Выбрать главу

Этот труп всем своим видом говорил живым: смерть наступила жестоко и мучительно.

Я был уверен, что любой живой человек, увидевший подобный труп, проникнется глубочайшим сочувствием к умершему, но в случае с родными девушки это чувство могло в мгновение ока смениться гневом, а затем и обернуться поиском козла отпущения. Зайдя в отдел народного ополчения, я сразу ощутил этот гнев — он витал повсюду, застывая в полных ненависти и отчаяния лицах, глядевших на меня. Я интуитивно почувствовал, что, вполне вероятно, именно мне выпадет стать мишенью для негодования и боли родных умершей. Поэтому я решил изобразить, будто покойница была моим боевым товарищем, старался выказать печаль, лил слезы, корил себя, бранил судьбу, в общем, роптал и сожалел изо всех сил. Как я и предполагал, собравшиеся немного смягчились, но надолго этого явно не хватит. Я понимал — да и все это понимали! — что вряд ли труп против всяких обычаев притащили сюда, чтобы выслушать мои сочувственные речи. Наверняка не все так просто, я таких людей хорошо знаю: у них дар создавать проблемы другим! Тут крылся коварный план. В коридоре толкались люди — человек двадцать как минимум, во дворе тоже гудела толпа: видимо, явились все, кто имел хоть какое-то отношение к покойной. У нас на такой случай есть много пословиц: «чем больше людей, тем больше сила»; «чем больше людей, тем больше хлопот»; ну и «чем больше людей — тем больше суматохи». В общем, в коридоре галдели, во дворе рыдали, и никто не пытался их утихомирить. Как назло, все руководство — начальник отдела и комиссар — уехало в уезд на собрание, и осталась сплошь эта, с позволения сказать, «интеллигенция». Видимо, они с таким никогда не сталкивались, раз носились туда-сюда, а толку — ноль. Когда я приехал, ворота были распахнуты настежь и уже успели набежать зеваки. Ну, я-то человек бывалый — участвовал в боях, попадал во всякие переделки, так что взял себя в руки, хоть на душе было неспокойно, и для начала приказал часовому закрыть ворота. По правде говоря, это надо было сделать сразу.

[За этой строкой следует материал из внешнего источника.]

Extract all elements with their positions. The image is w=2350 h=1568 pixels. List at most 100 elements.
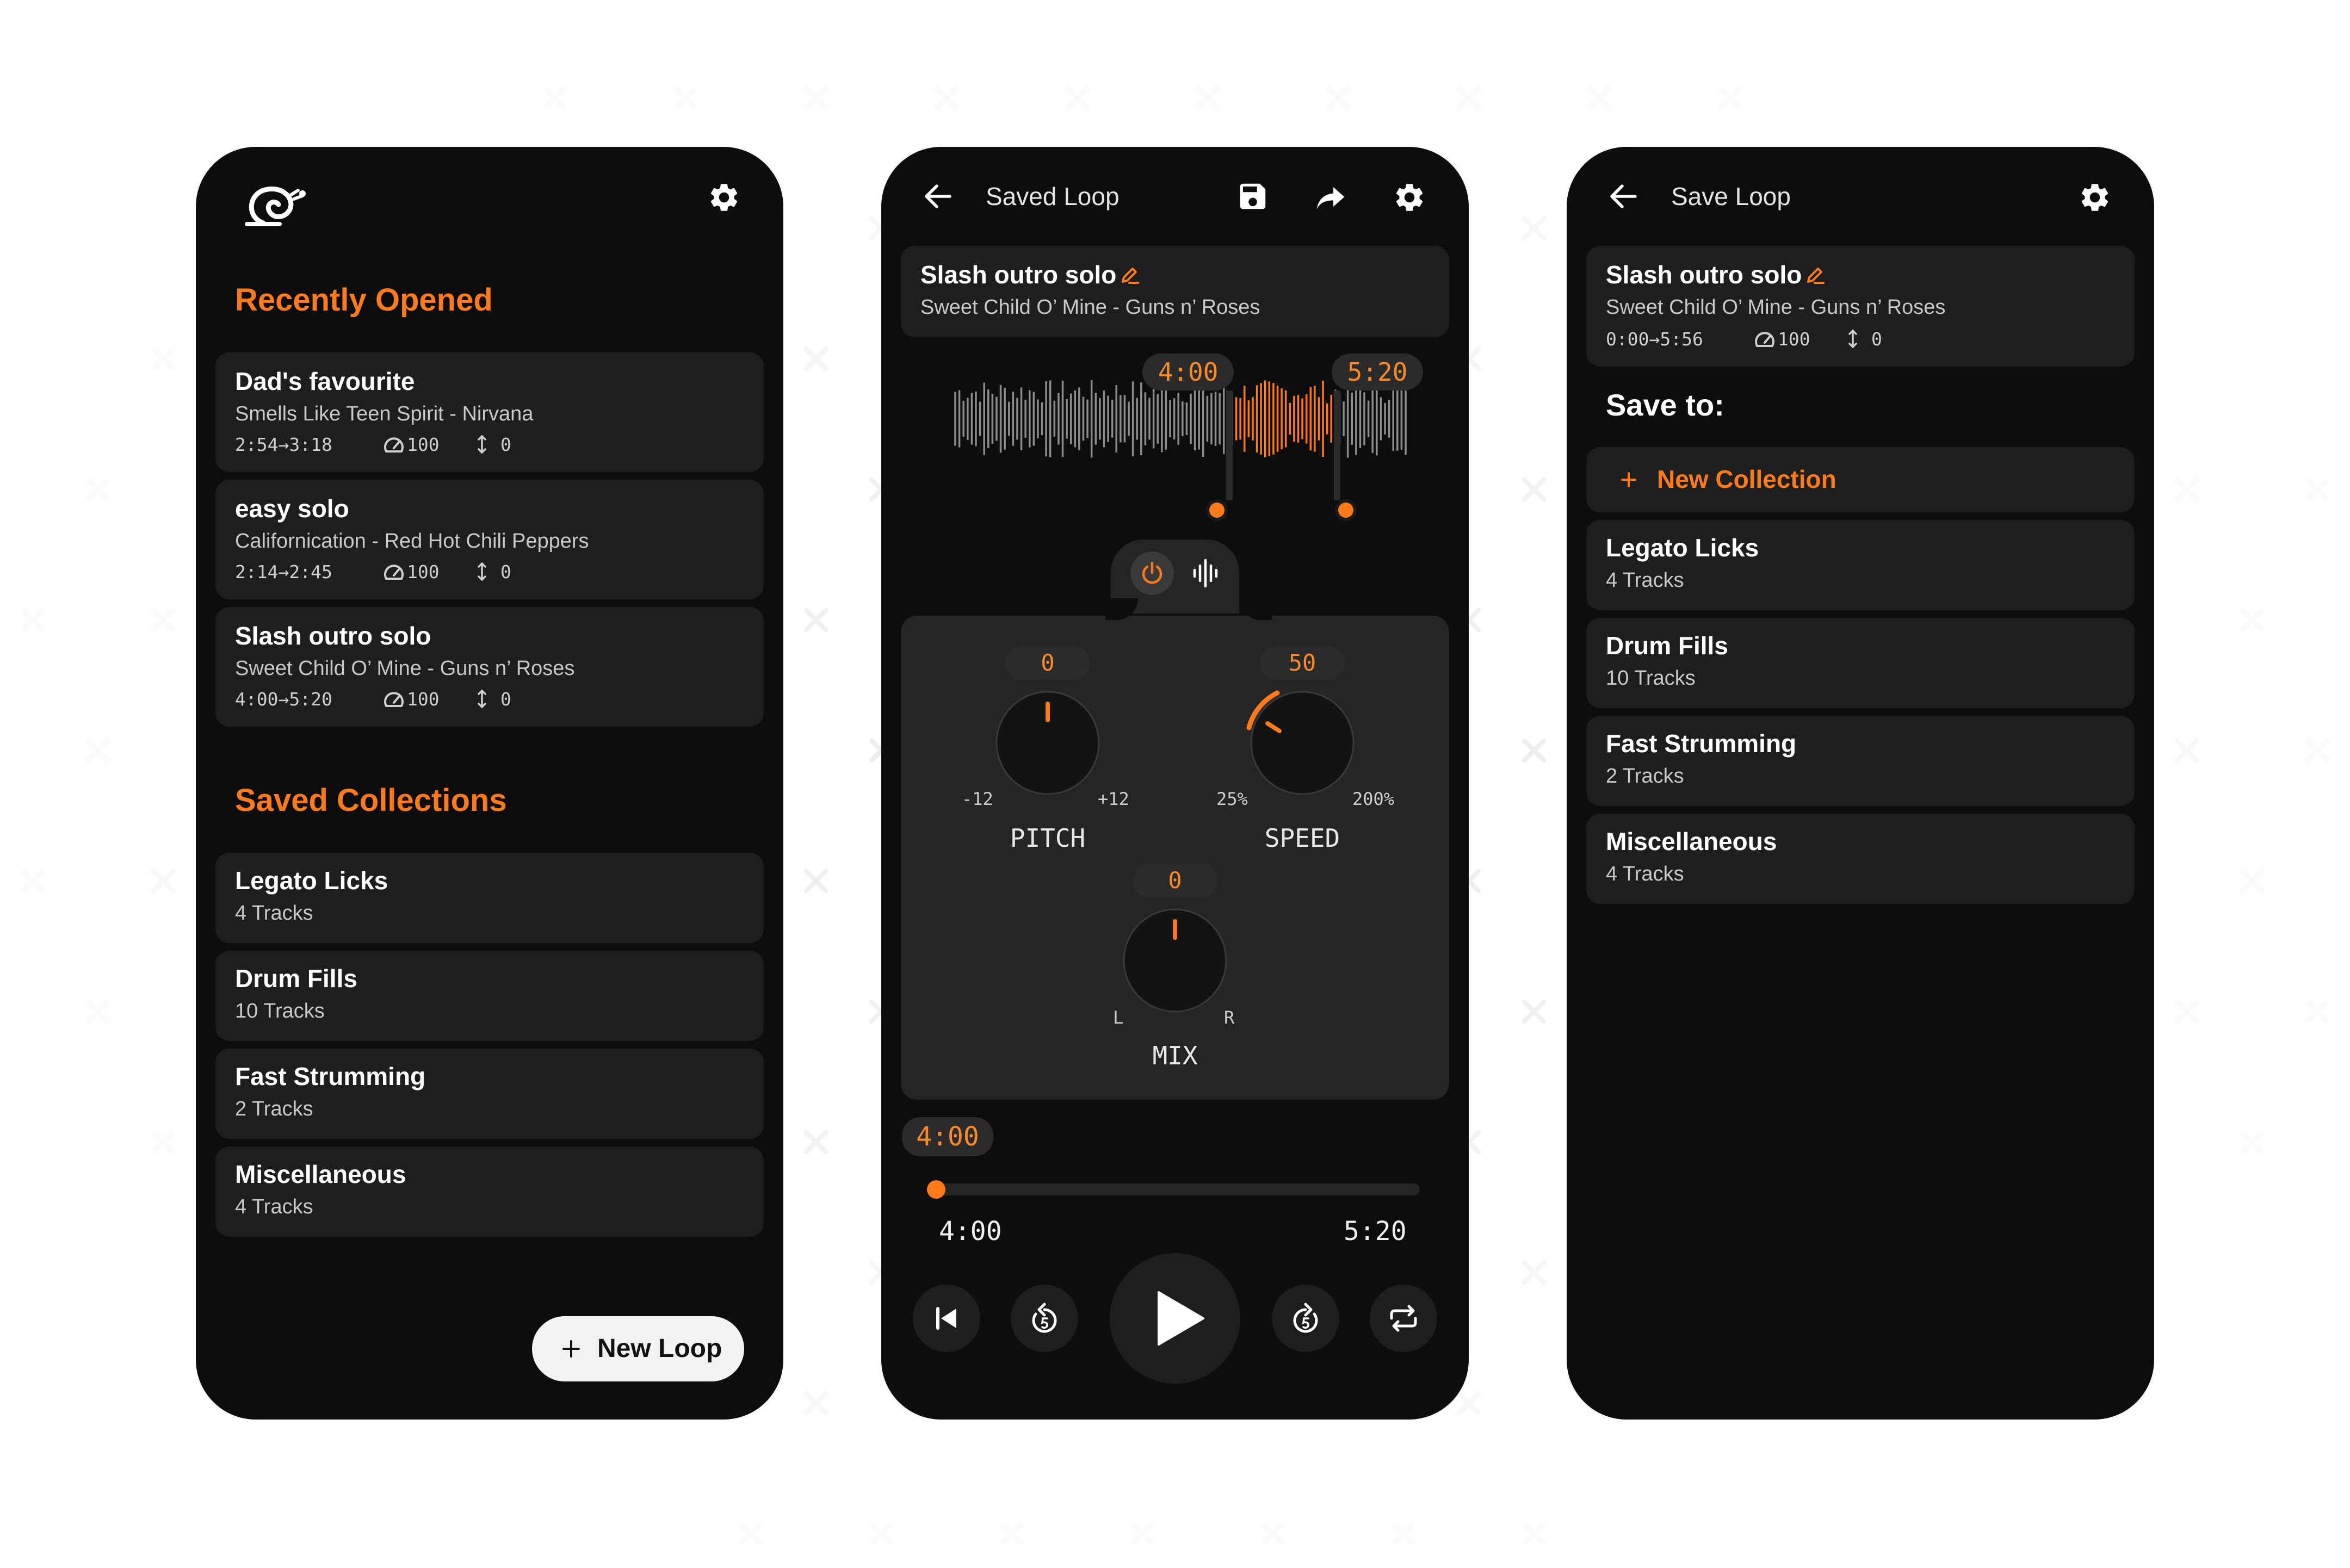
repeat-button[interactable]	[1370, 1285, 1437, 1352]
new-collection-label: New Collection	[1657, 465, 1836, 493]
recently-opened-heading: Recently Opened	[235, 282, 493, 318]
forward-button[interactable]	[1272, 1285, 1339, 1352]
loop-title: Slash outro solo	[235, 622, 431, 650]
progress-thumb[interactable]	[927, 1180, 945, 1199]
mix-value: 0	[1133, 864, 1217, 897]
new-loop-button[interactable]: New Loop	[532, 1316, 744, 1381]
loop-speed: 100	[407, 434, 440, 455]
loop-info-card: Slash outro solo Sweet Child O’ Mine - G…	[1586, 246, 2135, 367]
collection-count: 10 Tracks	[235, 1000, 325, 1022]
loop-subtitle: Sweet Child O’ Mine - Guns n’ Roses	[235, 657, 575, 680]
plus-icon	[562, 1340, 580, 1358]
power-icon	[1142, 561, 1162, 584]
save-loop-screen: Save Loop Slash outro solo Sweet Child O…	[1567, 147, 2154, 1420]
speed-knob[interactable]	[1245, 685, 1360, 801]
speed-label: SPEED	[1264, 823, 1340, 853]
edit-icon[interactable]	[1804, 264, 1826, 286]
recent-loop-card[interactable]: Slash outro solo Sweet Child O’ Mine - G…	[215, 607, 764, 727]
pitch-knob[interactable]	[990, 685, 1105, 801]
speed-max: 200%	[1352, 789, 1395, 809]
mix-left: L	[1113, 1007, 1124, 1028]
loop-range: 2:14→2:45	[235, 561, 332, 582]
loop-range: 0:00→5:56	[1606, 329, 1703, 350]
recent-loop-card[interactable]: easy solo Californication - Red Hot Chil…	[215, 480, 764, 599]
gear-icon[interactable]	[2078, 181, 2112, 214]
collection-card[interactable]: Fast Strumming 2 Tracks	[1586, 716, 2135, 806]
back-arrow-icon[interactable]	[1608, 183, 1638, 210]
power-toggle[interactable]	[1130, 551, 1174, 595]
loop-pitch: 0	[500, 434, 511, 455]
loop-subtitle: Sweet Child O’ Mine - Guns n’ Roses	[1606, 296, 1946, 319]
player-screen: Saved Loop Slash outro solo Sweet Child …	[881, 147, 1469, 1420]
collection-name: Drum Fills	[235, 964, 357, 993]
new-collection-button[interactable]: New Collection	[1586, 447, 2135, 512]
position-badge: 4:00	[902, 1117, 993, 1156]
loop-range: 2:54→3:18	[235, 434, 332, 455]
collection-count: 2 Tracks	[235, 1098, 313, 1120]
gear-icon[interactable]	[707, 181, 741, 214]
speed-gauge-icon	[384, 565, 404, 580]
loop-title: Slash outro solo	[1606, 261, 1802, 289]
collection-card[interactable]: Miscellaneous 4 Tracks	[215, 1146, 764, 1237]
loop-subtitle: Californication - Red Hot Chili Peppers	[235, 530, 589, 553]
progress-track[interactable]	[930, 1183, 1420, 1195]
collection-count: 4 Tracks	[1606, 863, 1684, 885]
position-end: 5:20	[1344, 1216, 1407, 1247]
skip-previous-icon	[936, 1307, 956, 1330]
loop-pitch: 0	[500, 561, 511, 582]
loop-speed: 100	[1778, 329, 1810, 350]
repeat-icon	[1390, 1305, 1417, 1332]
loop-title: easy solo	[235, 494, 349, 523]
saved-collections-heading: Saved Collections	[235, 783, 507, 818]
collection-count: 2 Tracks	[1606, 765, 1684, 788]
mix-label: MIX	[1152, 1041, 1198, 1070]
pitch-arrows-icon	[478, 562, 486, 581]
collection-card[interactable]: Legato Licks 4 Tracks	[215, 853, 764, 943]
pitch-max: +12	[1098, 789, 1129, 809]
recent-loop-card[interactable]: Dad's favourite Smells Like Teen Spirit …	[215, 352, 764, 472]
waveform-view-icon[interactable]	[1190, 558, 1223, 588]
rewind-5-icon	[1032, 1303, 1057, 1333]
page-title: Save Loop	[1671, 182, 1791, 210]
collection-name: Fast Strumming	[1606, 729, 1797, 758]
speed-gauge-icon	[384, 692, 404, 707]
mix-right: R	[1224, 1007, 1235, 1028]
pitch-arrows-icon	[1848, 329, 1857, 349]
pitch-value: 0	[1005, 646, 1090, 680]
loop-pitch: 0	[1871, 329, 1882, 350]
loop-speed: 100	[407, 689, 440, 710]
loop-pitch: 0	[500, 689, 511, 710]
snail-logo-icon	[245, 186, 306, 226]
speed-gauge-icon	[384, 437, 404, 453]
pitch-min: -12	[962, 789, 993, 809]
previous-button[interactable]	[913, 1285, 980, 1352]
collection-card[interactable]: Miscellaneous 4 Tracks	[1586, 814, 2135, 904]
effects-panel	[901, 616, 1449, 1100]
collection-count: 4 Tracks	[235, 902, 313, 925]
loop-range: 4:00→5:20	[235, 689, 332, 710]
loop-title: Dad's favourite	[235, 367, 415, 395]
collection-card[interactable]: Drum Fills 10 Tracks	[215, 951, 764, 1041]
speed-min: 25%	[1216, 789, 1248, 809]
pitch-arrows-icon	[478, 435, 486, 454]
collection-name: Miscellaneous	[1606, 827, 1777, 856]
collection-card[interactable]: Fast Strumming 2 Tracks	[215, 1049, 764, 1139]
play-icon	[1158, 1291, 1204, 1346]
collection-count: 10 Tracks	[1606, 667, 1696, 690]
collection-name: Fast Strumming	[235, 1062, 426, 1090]
forward-5-icon	[1293, 1303, 1318, 1333]
collection-count: 4 Tracks	[1606, 569, 1684, 592]
loop-speed: 100	[407, 561, 440, 582]
collection-name: Drum Fills	[1606, 631, 1728, 660]
plus-icon	[1621, 472, 1636, 487]
play-button[interactable]	[1110, 1253, 1240, 1384]
speed-value: 50	[1260, 646, 1345, 680]
home-screen: Recently Opened Dad's favourite Smells L…	[196, 147, 783, 1420]
position-start: 4:00	[939, 1216, 1002, 1247]
collection-name: Legato Licks	[1606, 534, 1759, 562]
mix-knob[interactable]	[1117, 903, 1233, 1018]
collection-count: 4 Tracks	[235, 1195, 313, 1218]
rewind-button[interactable]	[1011, 1285, 1078, 1352]
collection-card[interactable]: Drum Fills 10 Tracks	[1586, 618, 2135, 708]
collection-card[interactable]: Legato Licks 4 Tracks	[1586, 520, 2135, 610]
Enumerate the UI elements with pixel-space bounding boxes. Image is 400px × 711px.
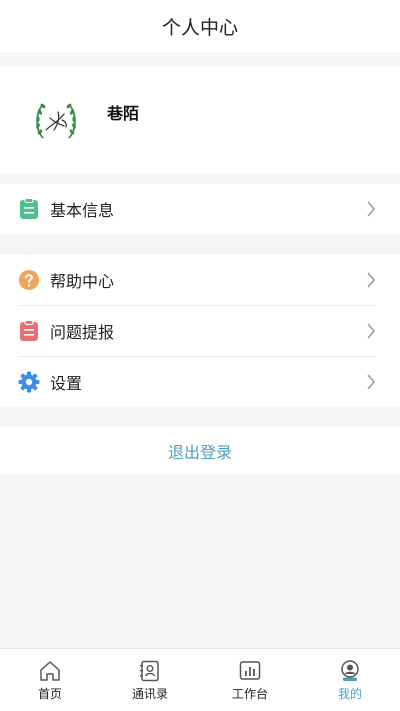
home-icon xyxy=(40,661,60,681)
question-icon xyxy=(19,270,39,290)
page-title: 个人中心 xyxy=(161,16,238,39)
contacts-icon xyxy=(140,660,159,682)
workbench-icon xyxy=(239,661,261,680)
menu-item-label: 基本信息 xyxy=(50,201,115,220)
tab-home[interactable]: 首页 xyxy=(0,649,100,711)
menu-item-help-center[interactable]: 帮助中心 xyxy=(0,255,400,305)
menu-item-basic-info[interactable]: 基本信息 xyxy=(0,184,400,234)
chevron-right-icon xyxy=(367,272,375,288)
report-icon xyxy=(20,320,38,341)
chevron-right-icon xyxy=(367,201,375,217)
clipboard-icon xyxy=(20,198,38,219)
chevron-right-icon xyxy=(367,374,375,390)
menu-item-label: 问题提报 xyxy=(50,323,115,342)
tab-label: 通讯录 xyxy=(131,687,168,701)
gear-icon xyxy=(18,371,40,393)
logout-label: 退出登录 xyxy=(167,443,232,462)
menu-item-label: 帮助中心 xyxy=(50,272,115,291)
tab-workbench[interactable]: 工作台 xyxy=(200,649,300,711)
tab-label: 首页 xyxy=(37,687,62,701)
tab-label: 我的 xyxy=(337,687,362,701)
tab-contacts[interactable]: 通讯录 xyxy=(100,649,200,711)
logout-button[interactable]: 退出登录 xyxy=(0,427,400,475)
menu-item-label: 设置 xyxy=(50,374,83,393)
tab-label: 工作台 xyxy=(231,687,268,701)
chevron-right-icon xyxy=(367,323,375,339)
support-card: 帮助中心 问题提报 设置 xyxy=(0,255,400,407)
avatar[interactable] xyxy=(28,94,84,150)
profile-card[interactable]: 巷陌 xyxy=(0,66,400,174)
page-header: 个人中心 xyxy=(0,0,400,52)
username: 巷陌 xyxy=(107,104,140,123)
menu-item-settings[interactable]: 设置 xyxy=(0,357,400,407)
bottom-tab-bar: 首页 通讯录 工作台 我的 xyxy=(0,648,400,711)
basic-info-card: 基本信息 xyxy=(0,184,400,234)
tab-mine[interactable]: 我的 xyxy=(300,649,400,711)
profile-icon xyxy=(341,660,359,681)
menu-item-report-issue[interactable]: 问题提报 xyxy=(0,306,400,356)
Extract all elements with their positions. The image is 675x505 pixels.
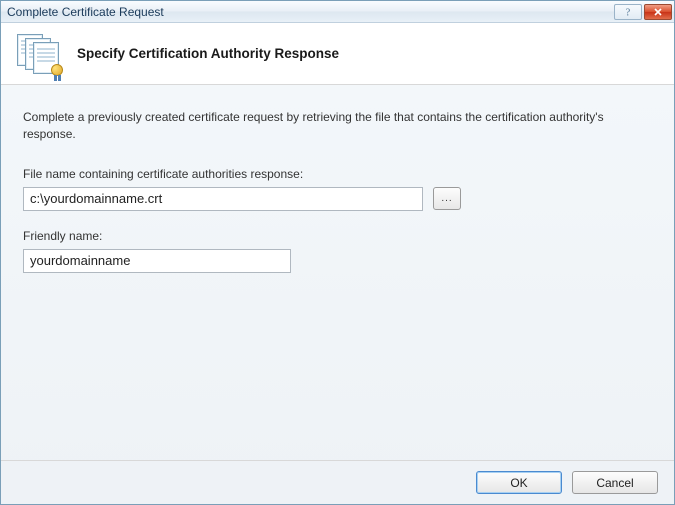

Осмотрев труп и поднявшись на ноги, я уже знал, что делать: нужно нанести упреждающий удар! Пора разогнать всю эту толпу, а то ситуация еще больше выйдет из-под контроля и скандал лишь усугубится. Из анкеты умершей я знал, что ее отец — староста деревни и член партии, а из вчерашнего рассказа понял, что он еще и служил в ополчении. Поэтому я сначала пошел именно к нему: старик явился в старой военной форме с ремнем, которая, очевидно, лет десять с лишним пылилась на дне сундука. Казалось, отец умершей вернулся в прошлое — ни дать ни взять вояка, прибывший в расположение части. Я начал разговор как раз с этого — похвалил его форму, но между любезностями постарался четко донести до старика две мысли:

1. Будучи коммунистом, ветераном и руководящим кадром в деревне, он должен прекрасно понимать, что принести труп дочери в расположение воинской части ради каких-то выяснений — грубейшая ошибка. Старый командир, давший дочери имя, никогда не потерпел бы такого. Но, так как он еще и отец, потерявший дочь, мы готовы войти в его положение и с пониманием отнестись к некоторым опрометчивым поступкам.

2. Раз уж сложилась такая ситуация — надо решать вопрос, а не продолжать препирательства. Толпа только мешает: если мы хотим разобраться в ситуации, как положено, все посторонние должны незамедлительно покинуть территорию, остаются только родственники покойной. Иначе я расценю это как подстрекательство к массовым беспорядкам и буду вынужден прямо сейчас уведомить отдел общественной безопасности.

В конце своей речи я указал на окно комиссариата и проговорил: «Теперь я пойду туда, в кабинет твоего старого друга-командира, а ты отпусти посторонних и приходи, поговорим спокойно. Но если люди не разойдутся, даже дверь открывать не буду». С этими словами я повернулся и пошел в комиссариат, не дав ему ничего ответить. «Куда это он?!» — закричали в толпе. Но никто не посмел остановить меня: возможно, правильно подобранные слова и суровая отповедь отрезвили наглецов. Я был уверен, что мои хладнокровие и строгость в сочетании с военным обмундированием внушат им должный страх. Зайдя в комиссариат, я прошел в кабинет к окну и выглянул наружу — и увидел, что отец уже начал уговаривать всех разойтись. У меня отлегло от сердца.